$R$ commutative ring and $R_{n}[x]$ the set of polynomials of degree less or equal to $n$ with coefficients on $R$. Show that $R_{n}[x]$ is $R-$module and $R_{n-1}[x] \cong R_{n}[x]/R$, for $n\geq 1$.
Answer:
$R_{n}[x]$ is $R-$module iff $R\times R_{n}[x] \rightarrow R_{n}[x]$ (the image of $(r,f(x))$ being denoted by $rf(x)$) .
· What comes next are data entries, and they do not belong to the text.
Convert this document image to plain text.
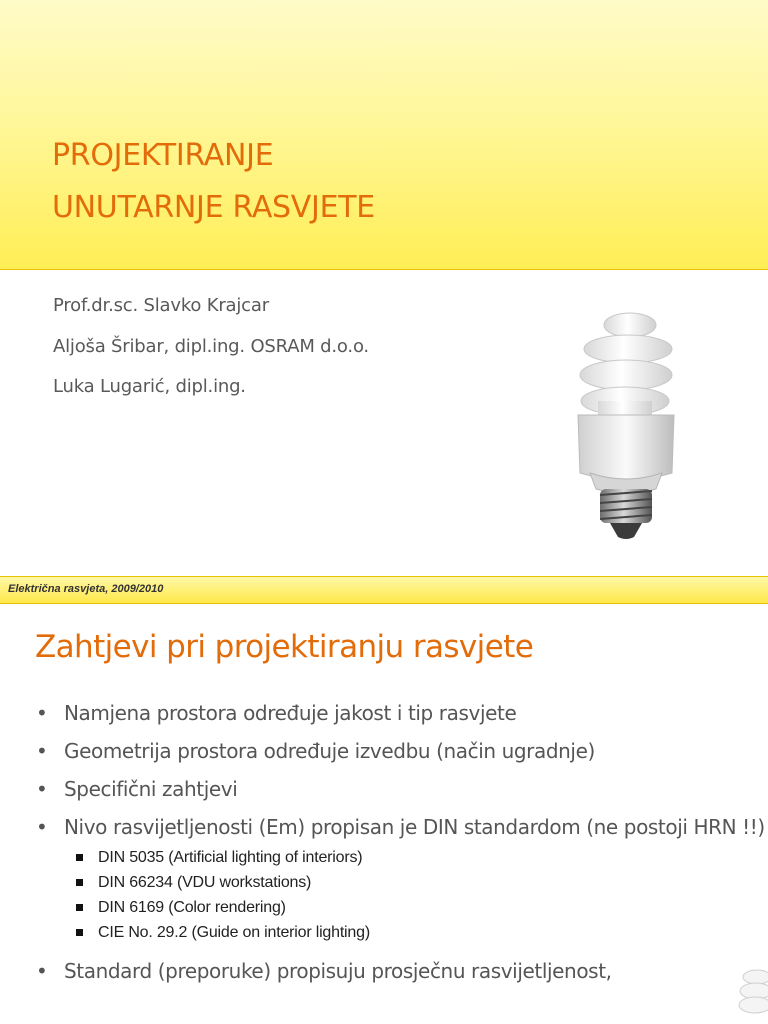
PROJEKTIRANJE
UNUTARNJE RASVJETE
Prof.dr.sc. Slavko Krajcar
Aljoša Šribar, dipl.ing. OSRAM d.o.o.
Luka Lugarić, dipl.ing.
Električna rasvjeta, 2009/2010
Zahtjevi pri projektiranju rasvjete
• Namjena prostora određuje jakost i tip rasvjete
• Geometrija prostora određuje izvedbu (način ugradnje)
• Specifični zahtjevi
• Nivo rasvijetljenosti (Em) propisan je DIN standardom (ne postoji HRN !!)
DIN 5035 (Artificial lighting of interiors)
DIN 66234 (VDU workstations)
DIN 6169 (Color rendering)
CIE No. 29.2 (Guide on interior lighting)
• Standard (preporuke) propisuju prosječnu rasvijetljenost,
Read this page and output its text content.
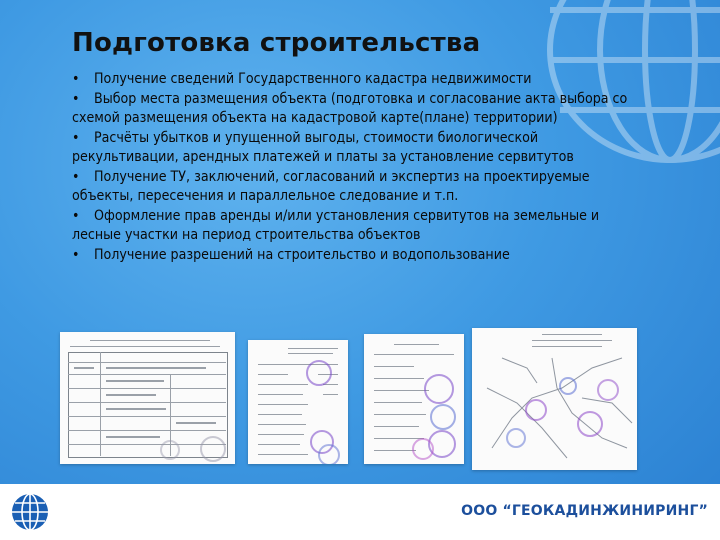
Подготовка строительства

• Получение сведений Государственного кадастра недвижимости

• Выбор места размещения объекта (подготовка и согласование акта выбора со схемой размещения объекта на кадастровой карте(плане) территории)

• Расчёты убытков и упущенной выгоды, стоимости биологической рекультивации, арендных платежей и платы за установление сервитутов

• Получение ТУ, заключений, согласований и экспертиз на проектируемые объекты, пересечения и параллельное следование и т.п.

• Оформление прав аренды и/или установления сервитутов на земельные и лесные участки на период строительства объектов

• Получение разрешений на строительство и водопользование

ООО “ГЕОКАДИНЖИНИРИНГ”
$f(x) = a_{n}x^{n} + . . . + a_{0}$ so
$rf(x)=ra_{n}x^{n} + . . . + ra_{0} \in R_{n}[x]$
For all $r,s \in R$ and $f(x), g(x) \in R_{n}[x]$:
$r(f(x) + g(x)) = rf(x) + rg(x)$
$(r+s)f(x) = rf(x) + sf(x)$
$r(sf(x)) = (rs)f(x)$
$1_{R}f(x) = f(x)$ for all $f(x) \in R_{n}[x]$
Then $R_{n}[x]$ is $R-$module.
Is that right? What about the second part? Any solution, any hint?
Your solution to the first part is correct.
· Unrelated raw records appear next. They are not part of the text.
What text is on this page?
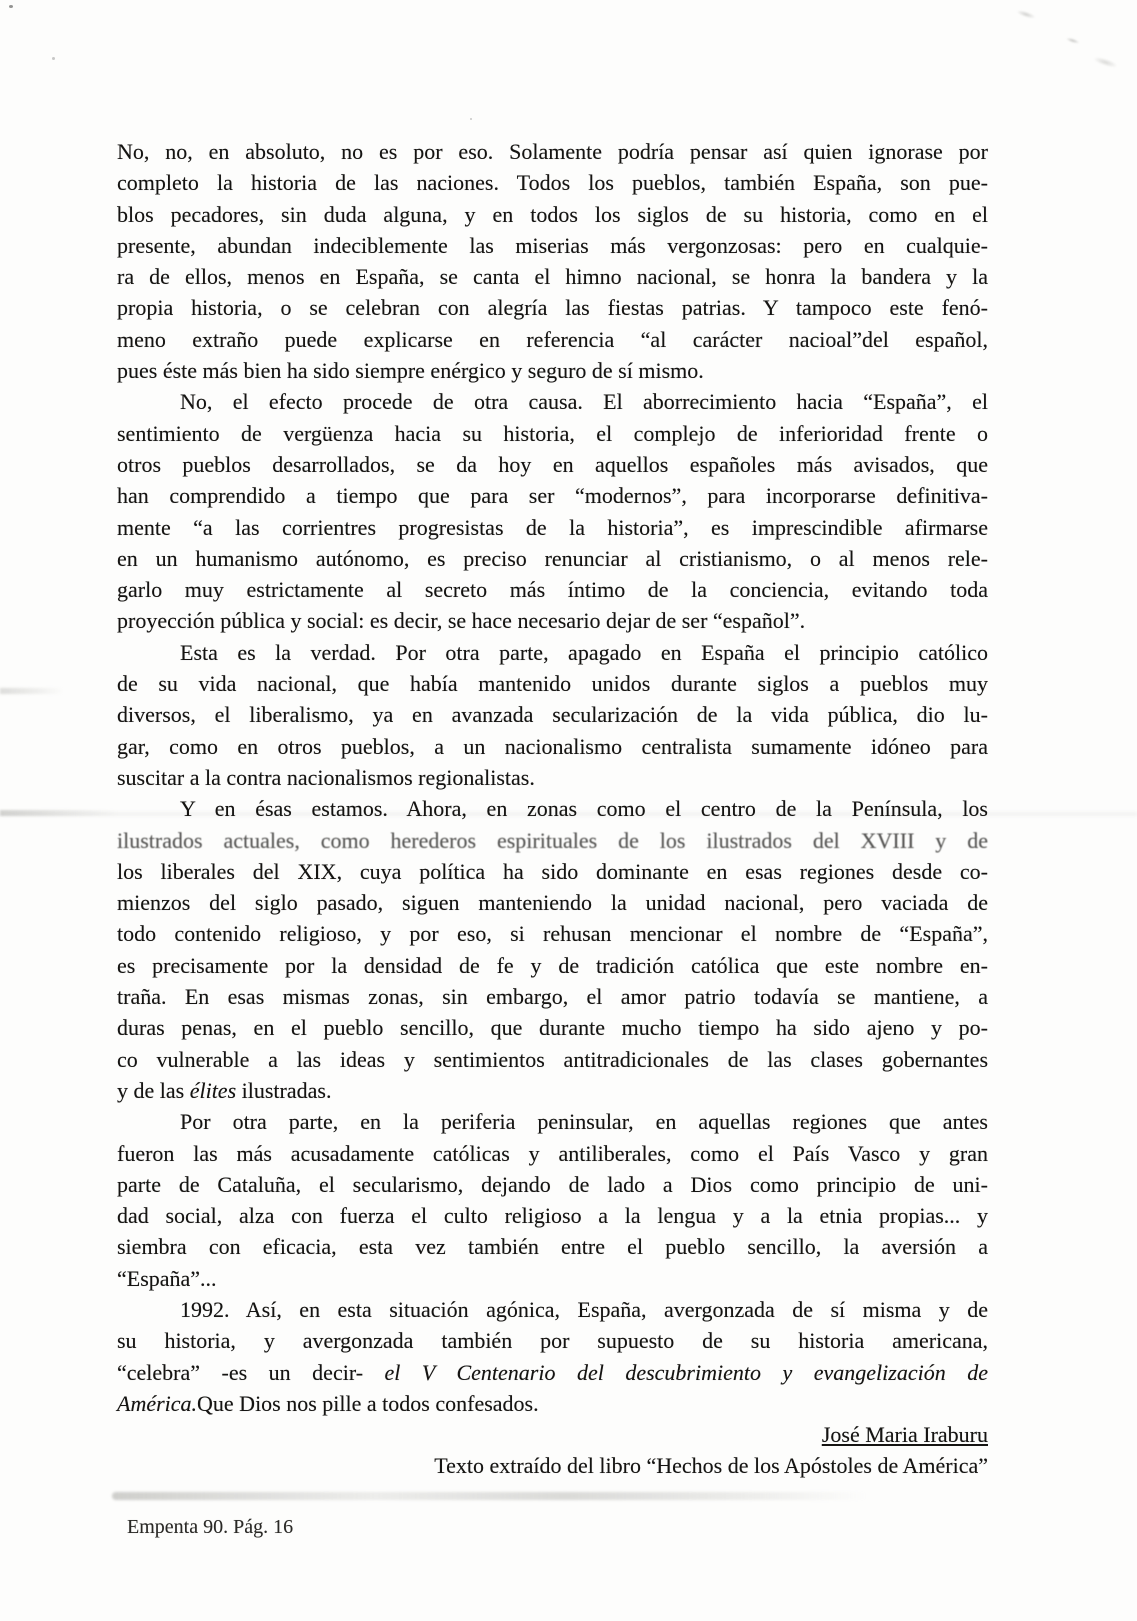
No, no, en absoluto, no es por eso. Solamente podría pensar así quien ignorase por
completo la historia de las naciones. Todos los pueblos, también España, son pue-
blos pecadores, sin duda alguna, y en todos los siglos de su historia, como en el
presente, abundan indeciblemente las miserias más vergonzosas: pero en cualquie-
ra de ellos, menos en España, se canta el himno nacional, se honra la bandera y la
propia historia, o se celebran con alegría las fiestas patrias. Y tampoco este fenó-
meno extraño puede explicarse en referencia “al carácter nacioal”del español,
pues éste más bien ha sido siempre enérgico y seguro de sí mismo.
No, el efecto procede de otra causa. El aborrecimiento hacia “España”, el
sentimiento de vergüenza hacia su historia, el complejo de inferioridad frente o
otros pueblos desarrollados, se da hoy en aquellos españoles más avisados, que
han comprendido a tiempo que para ser “modernos”, para incorporarse definitiva-
mente “a las corrientres progresistas de la historia”, es imprescindible afirmarse
en un humanismo autónomo, es preciso renunciar al cristianismo, o al menos rele-
garlo muy estrictamente al secreto más íntimo de la conciencia, evitando toda
proyección pública y social: es decir, se hace necesario dejar de ser “español”.
Esta es la verdad. Por otra parte, apagado en España el principio católico
de su vida nacional, que había mantenido unidos durante siglos a pueblos muy
diversos, el liberalismo, ya en avanzada secularización de la vida pública, dio lu-
gar, como en otros pueblos, a un nacionalismo centralista sumamente idóneo para
suscitar a la contra nacionalismos regionalistas.
Y en ésas estamos. Ahora, en zonas como el centro de la Península, los
ilustrados actuales, como herederos espirituales de los ilustrados del XVIII y de
los liberales del XIX, cuya política ha sido dominante en esas regiones desde co-
mienzos del siglo pasado, siguen manteniendo la unidad nacional, pero vaciada de
todo contenido religioso, y por eso, si rehusan mencionar el nombre de “España”,
es precisamente por la densidad de fe y de tradición católica que este nombre en-
traña. En esas mismas zonas, sin embargo, el amor patrio todavía se mantiene, a
duras penas, en el pueblo sencillo, que durante mucho tiempo ha sido ajeno y po-
co vulnerable a las ideas y sentimientos antitradicionales de las clases gobernantes
y de las élites ilustradas.
Por otra parte, en la periferia peninsular, en aquellas regiones que antes
fueron las más acusadamente católicas y antiliberales, como el País Vasco y gran
parte de Cataluña, el secularismo, dejando de lado a Dios como principio de uni-
dad social, alza con fuerza el culto religioso a la lengua y a la etnia propias... y
siembra con eficacia, esta vez también entre el pueblo sencillo, la aversión a
“España”...
1992. Así, en esta situación agónica, España, avergonzada de sí misma y de
su historia, y avergonzada también por supuesto de su historia americana,
“celebra” -es un decir- el V Centenario del descubrimiento y evangelización de
América.Que Dios nos pille a todos confesados.
José Maria Iraburu
Texto extraído del libro “Hechos de los Apóstoles de América”
Empenta 90. Pág. 16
For the second part, instead of working with $R_n[x]$, note that $R_n[x]$ is isomorphic to $R^n$, the set of $n$-tuples of $R$. (This should be pretty obvious, but if not, take a homomorphism $\phi: R_n[x] \to R^n$ mapping $a_nx^n + \cdots + a_0$ to $(a_n, \cdots, a_0)$, then invoke the isomorphism theorem.)
Once you have this isomorphism, you're done, as $R^{n-1}$ is clearly isomorphic to $R^n/R$.